Le capitaine Goyles reprit son cigare et moi je retournai à l'arrière expliquer à Ethelbertha la raison de notre retard. Elle paraissait de moins bonne humeur qu'au moment de notre embarquement et voulut savoir pourquoi nous ne pouvions pas partir avec un vent de terre.

—S'il ne soufflait pas, de la terre, dit-elle, il soufflerait de la mer, et nous renverrait vers la côte. Il me semble que nous avons juste le vent qu'il nous faut.

—Tu manques d'expérience, mon amour. Ce vent semble bien le vent qu'il nous faut, mais il ne l'est pas. C'est ce que nous appelons un vent de terre, et le vent de terre est toujours très dangereux.

Ethelbertha voulut savoir pourquoi un vent de terre était toujours dangereux.

Ces questions m'impatientaient; peut-être étais-je légèrement irrité. Le tangage uniforme d'un petit yacht ancré déprime même l'esprit le plus ferme.

—Je ne saurais te l'expliquer, continuai-je (et c'était la vérité), mais ce serait le comble de la témérité de mettre à la voile avec ce vent, et je t'aime trop, chérie, pour t'exposer à de pareils risques.

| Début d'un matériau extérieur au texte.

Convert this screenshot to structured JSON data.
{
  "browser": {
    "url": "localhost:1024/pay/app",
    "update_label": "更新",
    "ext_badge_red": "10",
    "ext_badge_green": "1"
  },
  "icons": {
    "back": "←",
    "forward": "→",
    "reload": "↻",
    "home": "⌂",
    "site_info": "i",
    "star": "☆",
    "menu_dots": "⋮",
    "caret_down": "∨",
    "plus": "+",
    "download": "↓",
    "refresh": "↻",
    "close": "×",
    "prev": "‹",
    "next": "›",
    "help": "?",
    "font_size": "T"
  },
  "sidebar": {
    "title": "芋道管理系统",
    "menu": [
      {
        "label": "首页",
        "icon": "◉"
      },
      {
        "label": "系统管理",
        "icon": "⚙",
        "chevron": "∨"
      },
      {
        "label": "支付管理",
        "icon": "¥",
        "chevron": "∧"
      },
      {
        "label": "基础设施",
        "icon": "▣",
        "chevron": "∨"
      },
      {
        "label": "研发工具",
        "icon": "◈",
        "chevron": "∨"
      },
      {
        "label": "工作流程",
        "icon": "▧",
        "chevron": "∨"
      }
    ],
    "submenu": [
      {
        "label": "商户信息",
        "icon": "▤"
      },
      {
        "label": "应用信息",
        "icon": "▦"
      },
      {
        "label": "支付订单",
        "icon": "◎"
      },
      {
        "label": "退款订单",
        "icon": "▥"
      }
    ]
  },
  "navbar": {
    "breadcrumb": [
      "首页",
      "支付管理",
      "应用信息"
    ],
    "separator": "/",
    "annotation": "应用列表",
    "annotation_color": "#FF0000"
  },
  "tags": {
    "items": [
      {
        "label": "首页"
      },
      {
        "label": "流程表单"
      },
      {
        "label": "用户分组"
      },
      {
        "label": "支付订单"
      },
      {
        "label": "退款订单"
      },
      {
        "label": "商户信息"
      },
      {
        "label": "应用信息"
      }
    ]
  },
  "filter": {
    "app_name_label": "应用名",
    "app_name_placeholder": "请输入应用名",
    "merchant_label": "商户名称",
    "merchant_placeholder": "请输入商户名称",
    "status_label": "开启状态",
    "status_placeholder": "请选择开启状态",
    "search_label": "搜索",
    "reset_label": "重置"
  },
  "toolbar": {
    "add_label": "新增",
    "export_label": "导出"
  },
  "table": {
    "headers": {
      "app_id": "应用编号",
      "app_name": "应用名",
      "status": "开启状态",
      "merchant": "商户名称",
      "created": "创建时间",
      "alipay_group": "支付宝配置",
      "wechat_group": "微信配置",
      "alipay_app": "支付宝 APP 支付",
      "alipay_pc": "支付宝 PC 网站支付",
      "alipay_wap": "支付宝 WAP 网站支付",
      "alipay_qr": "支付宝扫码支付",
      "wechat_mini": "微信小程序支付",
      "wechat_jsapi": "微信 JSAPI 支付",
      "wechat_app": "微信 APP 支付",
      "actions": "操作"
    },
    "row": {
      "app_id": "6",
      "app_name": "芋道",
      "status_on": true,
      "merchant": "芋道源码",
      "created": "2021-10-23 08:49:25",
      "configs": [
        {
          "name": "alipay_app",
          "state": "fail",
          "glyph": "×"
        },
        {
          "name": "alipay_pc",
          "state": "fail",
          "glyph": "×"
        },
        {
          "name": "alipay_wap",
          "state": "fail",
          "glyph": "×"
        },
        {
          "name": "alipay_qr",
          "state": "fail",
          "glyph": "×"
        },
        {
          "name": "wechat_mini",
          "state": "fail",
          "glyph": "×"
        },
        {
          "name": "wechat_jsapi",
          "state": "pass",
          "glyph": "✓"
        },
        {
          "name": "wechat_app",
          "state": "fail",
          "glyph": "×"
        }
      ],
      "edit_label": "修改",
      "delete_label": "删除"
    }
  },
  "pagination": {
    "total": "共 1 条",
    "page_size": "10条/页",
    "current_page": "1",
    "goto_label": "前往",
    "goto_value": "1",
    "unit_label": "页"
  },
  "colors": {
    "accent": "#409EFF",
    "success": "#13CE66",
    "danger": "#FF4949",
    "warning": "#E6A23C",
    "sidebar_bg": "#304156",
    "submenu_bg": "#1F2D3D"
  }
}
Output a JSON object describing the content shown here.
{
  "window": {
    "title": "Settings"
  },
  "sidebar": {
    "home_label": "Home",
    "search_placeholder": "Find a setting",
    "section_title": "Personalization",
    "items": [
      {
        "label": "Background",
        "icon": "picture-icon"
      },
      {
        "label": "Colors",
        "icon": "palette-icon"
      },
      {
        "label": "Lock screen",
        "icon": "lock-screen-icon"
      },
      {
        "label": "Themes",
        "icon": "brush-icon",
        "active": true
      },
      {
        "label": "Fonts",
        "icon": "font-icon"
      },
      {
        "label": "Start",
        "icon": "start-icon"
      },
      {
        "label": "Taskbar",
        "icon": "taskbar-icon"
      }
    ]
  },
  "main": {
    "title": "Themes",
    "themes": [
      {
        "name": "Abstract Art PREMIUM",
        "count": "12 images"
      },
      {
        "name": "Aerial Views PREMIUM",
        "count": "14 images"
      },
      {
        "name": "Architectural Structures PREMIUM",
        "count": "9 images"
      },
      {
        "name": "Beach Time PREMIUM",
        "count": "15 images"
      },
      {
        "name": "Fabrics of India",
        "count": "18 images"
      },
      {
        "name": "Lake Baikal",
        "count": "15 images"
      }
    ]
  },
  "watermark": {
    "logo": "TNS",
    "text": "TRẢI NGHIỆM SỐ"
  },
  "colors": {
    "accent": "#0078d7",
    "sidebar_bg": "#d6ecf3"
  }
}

Ma phrase me parut élégante; mais Ethelbertha répondit simplement qu'elle regrettait, dans ces conditions, d'être venue à bord avant mardi et elle descendit.

Le lendemain matin le vent tourna au nord. Je m'étais levé de bonne heure et fis remarquer cette saute au capitaine.

—Oui, oui, monsieur, déclara-t-il, c'est fâcheux, mais nous n'y pouvons rien.